Record is defective, fabricated and exaggerated and it attributes questions and answers to me that I am not aware of.

I find that the applicant has not provided specific examples in his application that demonstrate that the record is defective, fabricated and exaggerated. I am also unclear what aspects of the record have questions and answers wrongfully attributed to him. Even if these were there, I have not been shown how this prejudiced the applicant to warrant nullifying the proceedings (See Tichawana Nyahuma vs Barclays Bank Ltd SC67/05 at pages 4 to 5.

Admissibility of Complainant’s exhibit 1

The applicant objected to the admitting of an apology he had written to his supervisor. One apology was written on the date of the alleged offence and the other on the following day. In short the apology said “sorry for drinking alcohol on duty” the appellant alleges that the apology was obtained through duress and fraud and must therefore not have been used.

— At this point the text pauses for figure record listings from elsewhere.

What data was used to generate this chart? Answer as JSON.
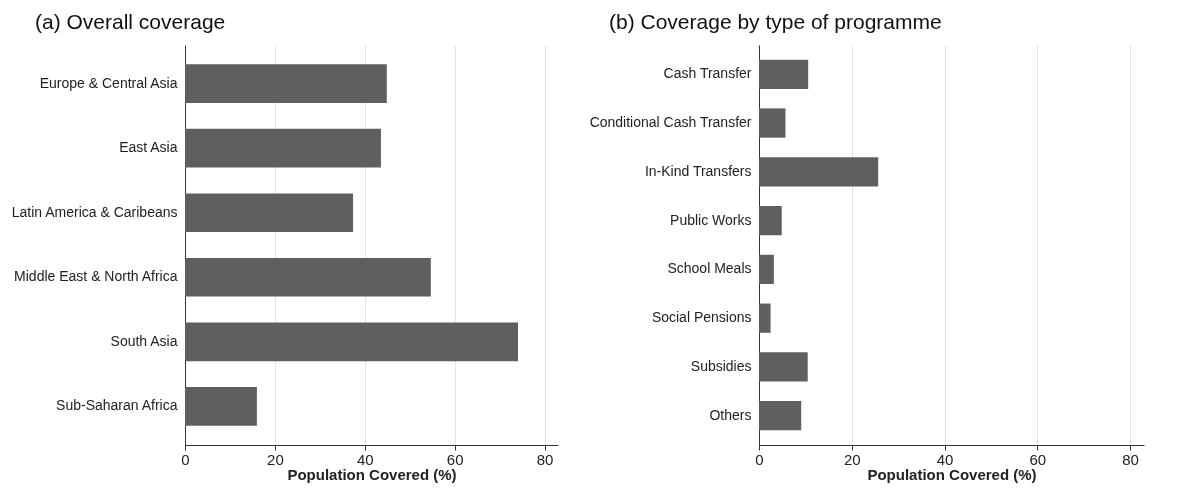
{
  "chart_data": [
    {
      "type": "bar",
      "title": "(a) Overall coverage",
      "orientation": "horizontal",
      "categories": [
        "Europe & Central Asia",
        "East Asia",
        "Latin America & Caribeans",
        "Middle East & North Africa",
        "South Asia",
        "Sub-Saharan Africa"
      ],
      "values": [
        44.9,
        43.6,
        37.4,
        54.7,
        74.1,
        16.0
      ],
      "color": "#5f5f5f",
      "xlim": [
        0,
        83
      ],
      "xticks": [
        0,
        20,
        40,
        60,
        80
      ],
      "xlabel": "Population Covered (%)",
      "grid": "x"
    },
    {
      "type": "bar",
      "title": "(b) Coverage by type of programme",
      "orientation": "horizontal",
      "categories": [
        "Cash Transfer",
        "Conditional Cash Transfer",
        "In-Kind Transfers",
        "Public Works",
        "School Meals",
        "Social Pensions",
        "Subsidies",
        "Others"
      ],
      "values": [
        10.6,
        5.7,
        25.7,
        4.9,
        3.2,
        2.5,
        10.5,
        9.1
      ],
      "color": "#5f5f5f",
      "xlim": [
        0,
        83
      ],
      "xticks": [
        0,
        20,
        40,
        60,
        80
      ],
      "xlabel": "Population Covered (%)",
      "grid": "x"
    }
  ]
}
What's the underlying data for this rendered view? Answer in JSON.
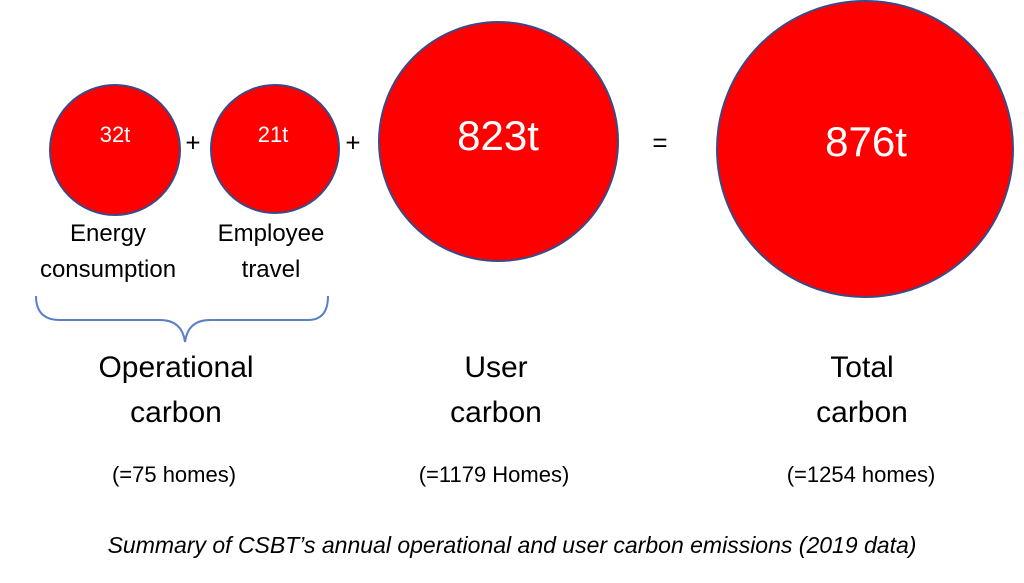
{
  "circles": {
    "energy": {
      "value": "32t",
      "label_line1": "Energy",
      "label_line2": "consumption"
    },
    "travel": {
      "value": "21t",
      "label_line1": "Employee",
      "label_line2": "travel"
    },
    "user": {
      "value": "823t"
    },
    "total": {
      "value": "876t"
    }
  },
  "operators": {
    "plus1": "+",
    "plus2": "+",
    "equals": "="
  },
  "groups": {
    "operational": {
      "line1": "Operational",
      "line2": "carbon",
      "homes": "(=75 homes)"
    },
    "user": {
      "line1": "User",
      "line2": "carbon",
      "homes": "(=1179 Homes)"
    },
    "total": {
      "line1": "Total",
      "line2": "carbon",
      "homes": "(=1254 homes)"
    }
  },
  "caption": "Summary of CSBT’s annual operational and user carbon emissions (2019 data)",
  "colors": {
    "circle_fill": "#ff0000",
    "circle_stroke": "#3b4a86",
    "brace": "#5b7fc7"
  }
}
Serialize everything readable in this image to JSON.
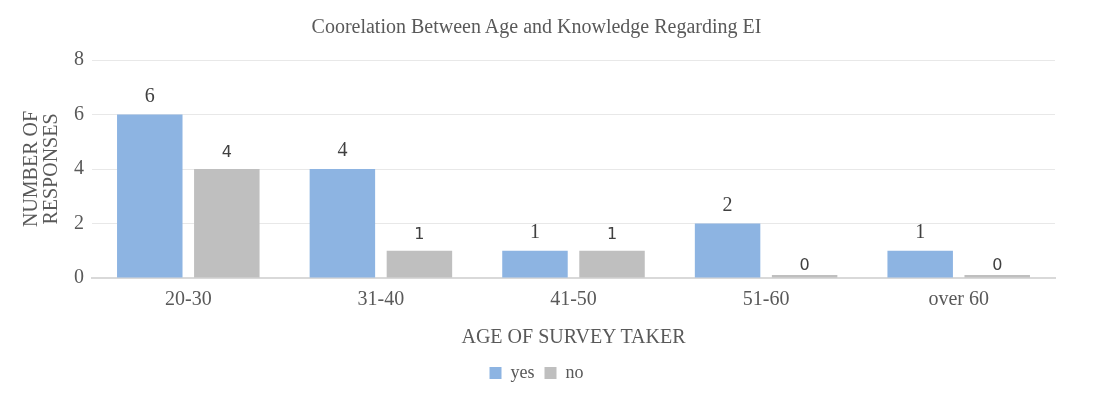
{
  "chart_data": {
    "type": "bar",
    "title": "Coorelation Between Age and Knowledge Regarding EI",
    "xlabel": "AGE OF SURVEY TAKER",
    "ylabel": "NUMBER OF RESPONSES",
    "categories": [
      "20-30",
      "31-40",
      "41-50",
      "51-60",
      "over 60"
    ],
    "series": [
      {
        "name": "yes",
        "color": "#8db4e2",
        "values": [
          6,
          4,
          1,
          2,
          1
        ]
      },
      {
        "name": "no",
        "color": "#bfbfbf",
        "values": [
          4,
          1,
          1,
          0,
          0
        ]
      }
    ],
    "ylim": [
      0,
      8
    ],
    "yticks": [
      0,
      2,
      4,
      6,
      8
    ],
    "grid": "y",
    "legend": "bottom",
    "data_labels": true
  }
}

I find it improbable that the appellant wrote and signed both apologies under duress and fraud on two different days and in both essentially apologized for being drunk whilst on duty. The record also shows three witnesses who confirmed his drunken state and it was established had no reason to lie against him.

I am persuaded too that proceedings under a Code of Conduct are to be conducted in a flexible manner as long as they result in a fair hearing. (See ZFC v Eunice Geza SC14/98). The hearing committee, even though it was chaired by a retired magistrate, should not be expected to follow strict rules on admissibility of evidence. In this case in dealing with the objection the committee looked at all the evidence in its totality and accepted the apology as corroborative evidence. This approach can therefore not be faulted.

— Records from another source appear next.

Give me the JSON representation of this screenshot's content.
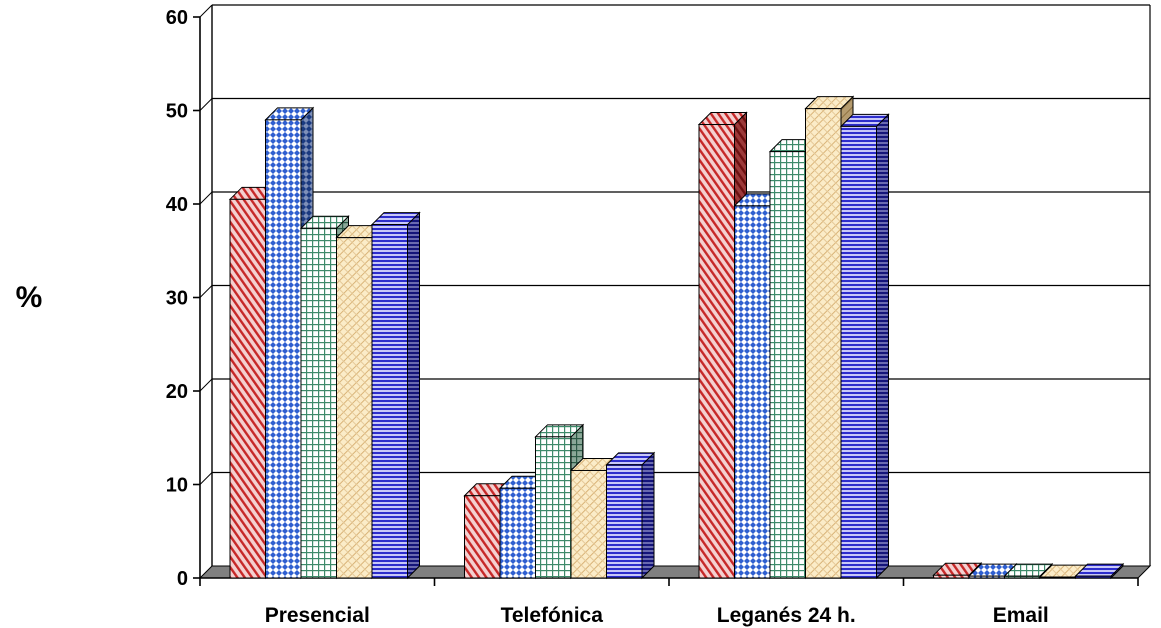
{
  "chart_data": {
    "type": "bar",
    "style": "3d-clustered-column",
    "title": "",
    "xlabel": "",
    "ylabel": "%",
    "ylim": [
      0,
      60
    ],
    "yticks": [
      "0",
      "10",
      "20",
      "30",
      "40",
      "50",
      "60"
    ],
    "grid": true,
    "legend": "none",
    "categories": [
      "Presencial",
      "Telefónica",
      "Leganés 24 h.",
      "Email"
    ],
    "series": [
      {
        "color": "#c0392b",
        "pattern": "diagonal-red",
        "values": [
          40.5,
          8.8,
          48.5,
          0.3
        ]
      },
      {
        "color": "#2f5fd0",
        "pattern": "diamond-blue",
        "values": [
          49.0,
          9.6,
          39.8,
          0.2
        ]
      },
      {
        "color": "#4a9a7a",
        "pattern": "grid-green",
        "values": [
          37.4,
          15.1,
          45.6,
          0.2
        ]
      },
      {
        "color": "#c8a060",
        "pattern": "weave-tan",
        "values": [
          36.4,
          11.5,
          50.2,
          0.1
        ]
      },
      {
        "color": "#2d2dcc",
        "pattern": "hlines-blue",
        "values": [
          37.8,
          12.1,
          48.3,
          0.2
        ]
      }
    ]
  }
}
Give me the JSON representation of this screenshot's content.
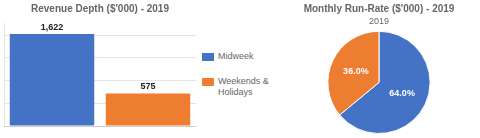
{
  "chart_data": [
    {
      "type": "bar",
      "title": "Revenue Depth ($'000) - 2019",
      "categories": [
        "Midweek",
        "Weekends &\nHolidays"
      ],
      "values": [
        1622,
        575
      ],
      "value_labels": [
        "1,622",
        "575"
      ],
      "colors": [
        "#4472C4",
        "#ED7D31"
      ],
      "ylim": [
        0,
        1816.64
      ],
      "yticks": [
        0,
        400,
        800,
        1200,
        1600
      ],
      "grid": true,
      "tick_labels": false,
      "data_labels": true,
      "legend": "right"
    },
    {
      "type": "pie",
      "title": "Monthly Run-Rate ($'000) - 2019",
      "annotations": [
        "2019"
      ],
      "values": [
        64.0,
        36.0
      ],
      "value_labels": [
        "64.0%",
        "36.0%"
      ],
      "colors": [
        "#4472C4",
        "#ED7D31"
      ],
      "data_labels": true
    }
  ]
}
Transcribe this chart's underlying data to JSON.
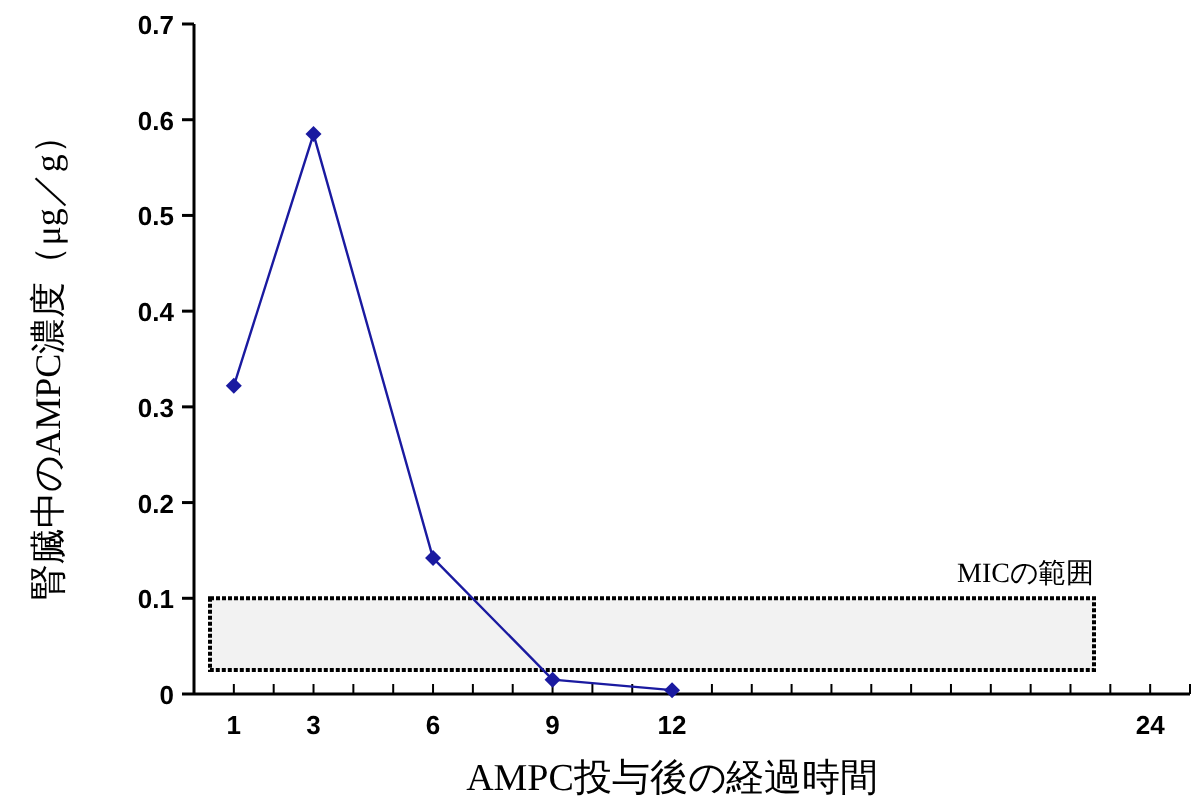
{
  "chart_data": {
    "type": "line",
    "xlabel": "AMPC投与後の経過時間",
    "ylabel": "腎臓中のAMPC濃度（μg／g）",
    "x": [
      1,
      3,
      6,
      9,
      12
    ],
    "series": [
      {
        "color": "#1a1aa0",
        "values": [
          0.322,
          0.585,
          0.142,
          0.015,
          0.004
        ]
      }
    ],
    "xlim": [
      0,
      25
    ],
    "xticks": [
      {
        "value": 0,
        "label": null
      },
      1,
      {
        "value": 2,
        "label": null
      },
      3,
      {
        "value": 4,
        "label": null
      },
      {
        "value": 5,
        "label": null
      },
      6,
      {
        "value": 7,
        "label": null
      },
      {
        "value": 8,
        "label": null
      },
      9,
      {
        "value": 10,
        "label": null
      },
      {
        "value": 11,
        "label": null
      },
      12,
      {
        "value": 13,
        "label": null
      },
      {
        "value": 14,
        "label": null
      },
      {
        "value": 15,
        "label": null
      },
      {
        "value": 16,
        "label": null
      },
      {
        "value": 17,
        "label": null
      },
      {
        "value": 18,
        "label": null
      },
      {
        "value": 19,
        "label": null
      },
      {
        "value": 20,
        "label": null
      },
      {
        "value": 21,
        "label": null
      },
      {
        "value": 22,
        "label": null
      },
      {
        "value": 23,
        "label": null
      },
      24,
      {
        "value": 25,
        "label": null
      }
    ],
    "ylim": [
      0,
      0.7
    ],
    "yticks": [
      0,
      0.1,
      0.2,
      0.3,
      0.4,
      0.5,
      0.6,
      0.7
    ],
    "bands": [
      {
        "axis": "y",
        "from": 0.025,
        "to": 0.1,
        "label": "MICの範囲",
        "color": "#000000"
      }
    ],
    "marker": "diamond",
    "line_style": "solid",
    "grid": false
  }
}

Numerous in limine issues not dealt with by the Appeals Committee

I find that the applicant has not specified the points in limine that were not dealt with. He has also not illustrated what prejudice he suffered as a result of that. Consequently this ground for review is without merit.

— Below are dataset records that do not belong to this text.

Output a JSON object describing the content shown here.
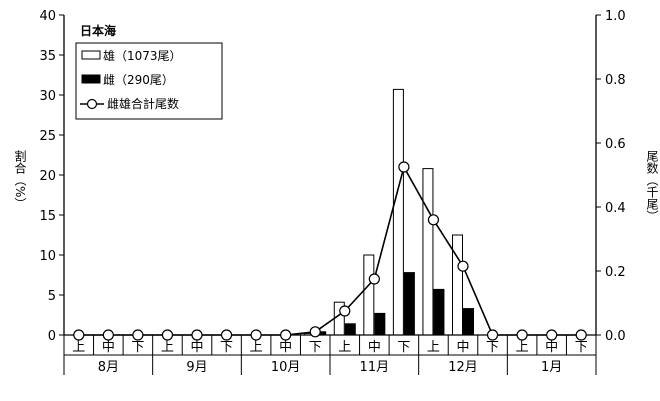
{
  "chart_data": {
    "type": "bar",
    "title": "日本海",
    "ylabel_left": "割合（%）",
    "ylabel_right": "尾数（千尾）",
    "ylim_left": [
      0,
      40
    ],
    "ylim_right": [
      0,
      1.0
    ],
    "yticks_left": [
      "0",
      "5",
      "10",
      "15",
      "20",
      "25",
      "30",
      "35",
      "40"
    ],
    "yticks_right": [
      "0.0",
      "0.2",
      "0.4",
      "0.6",
      "0.8",
      "1.0"
    ],
    "months": [
      "8月",
      "9月",
      "10月",
      "11月",
      "12月",
      "1月"
    ],
    "periods": [
      "上",
      "中",
      "下"
    ],
    "grid": false,
    "legend_position": "top-left",
    "series": [
      {
        "name": "雄（1073尾）",
        "kind": "bar",
        "axis": "left",
        "fill": "#ffffff",
        "values": [
          0,
          0,
          0,
          0,
          0,
          0,
          0,
          0,
          0.2,
          4.1,
          10.0,
          30.7,
          20.8,
          12.5,
          0,
          0,
          0,
          0
        ]
      },
      {
        "name": "雌（290尾）",
        "kind": "bar",
        "axis": "left",
        "fill": "#000000",
        "values": [
          0,
          0,
          0,
          0,
          0,
          0,
          0,
          0,
          0.4,
          1.4,
          2.7,
          7.8,
          5.7,
          3.3,
          0,
          0,
          0,
          0
        ]
      },
      {
        "name": "雌雄合計尾数",
        "kind": "line",
        "axis": "right",
        "values": [
          0,
          0,
          0,
          0,
          0,
          0,
          0,
          0,
          0.01,
          0.075,
          0.175,
          0.525,
          0.36,
          0.215,
          0,
          0,
          0,
          0
        ]
      }
    ]
  }
}
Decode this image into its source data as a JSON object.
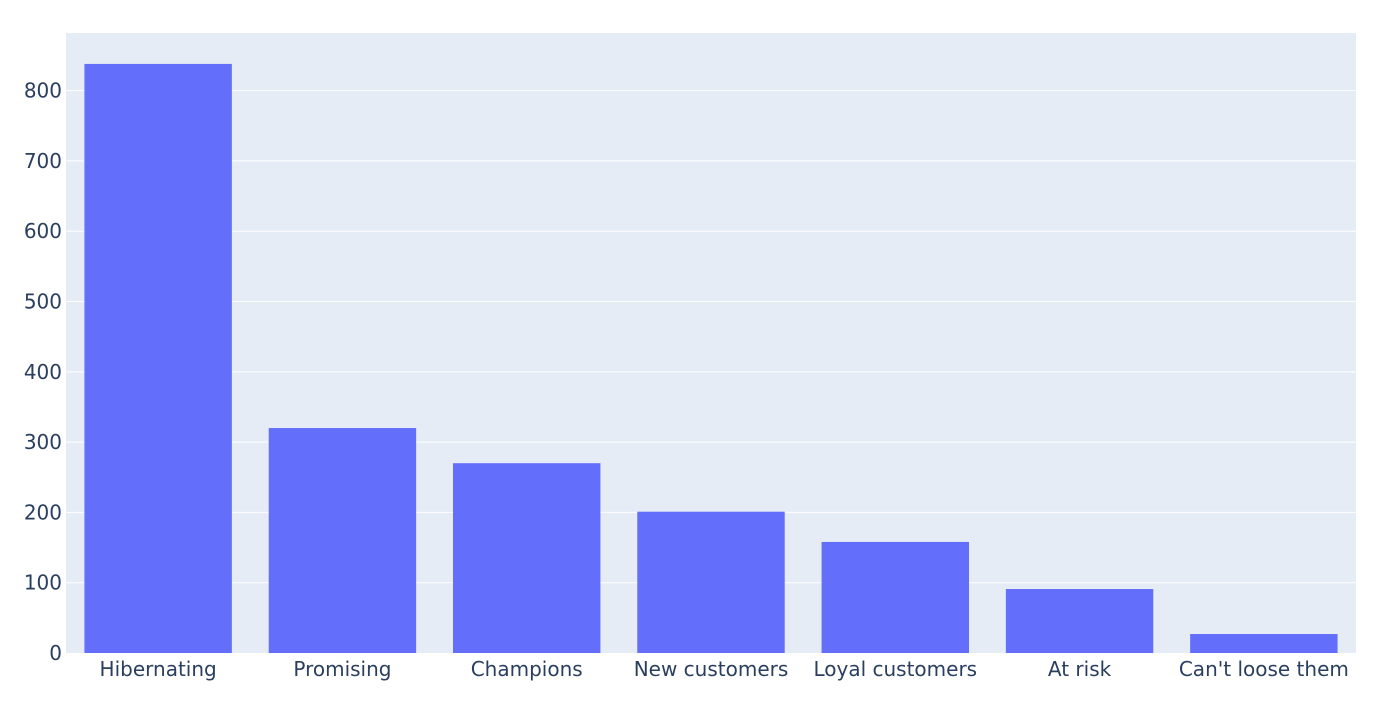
{
  "chart_data": {
    "type": "bar",
    "categories": [
      "Hibernating",
      "Promising",
      "Champions",
      "New customers",
      "Loyal customers",
      "At risk",
      "Can't loose them"
    ],
    "values": [
      838,
      320,
      270,
      201,
      158,
      91,
      27
    ],
    "title": "",
    "xlabel": "",
    "ylabel": "",
    "ylim": [
      0,
      882
    ],
    "yticks": [
      0,
      100,
      200,
      300,
      400,
      500,
      600,
      700,
      800
    ],
    "grid": "horizontal",
    "legend": "none",
    "colors": {
      "bar": "#636efa",
      "plot_background": "#e5ecf6",
      "grid": "#ffffff",
      "text": "#2a3f5f"
    }
  }
}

Appeals authority did not address all the other issues raised in the Appeal.

In similar fashion I find that the applicant has not specified the prejudice he suffered and the particular issues not addressed. I therefore similarly find that this ground for review is without merit.

Needed to hear oral evidence

In his submissions, the applicant raised the point that the appeals committee should have conducted an oral hearing and should not have proceeded to confirm the decision of the disciplinary committee without hearing oral evidence themselves. The applicant relies on Annexure 7 in the PSMAS Code of Conduct which provides for a Notice of Appeal Hearing. I find however that the applicant should be directed to read section 8 of the relevant Code which sets out the appeal procedure. In section 8.1 the appeal authority is mandated to consider the grounds of appeal and examine the issues raised to determine their validity amongst other things. The committee is not     obliged to hear oral evidence. This ground of review is without merit too.

Bias

The applicant has not specifically put bias as a ground of review. I already struck this off as a ground of appeal. I wish however to comment that the applicant comments on the chair as using emotive and injudicious language and as having attacked the professionalism of the applicant’s representatives and making objections on behalf of the respondent. Let me refer to the matter of Trinity Engineering (Pvt) Ltd v Commercial Bank of Zimbabwe Ltd 2000 (2) ZLR 385 (HC) where it was held that for bias on the part of a judicial officer to be established, the aggrieved party must show that an adverse decision must have been a partial decision or one that would reasonably cause the aggrieved party to conclude as much. An adverse decision and critical comments are not in themselves evidence of bias.(my emphasis)

Resultantly I order as follows regarding the appeal and the application for review:

“The appeal and application for review, both being     devoid of merit are dismissed with costs.”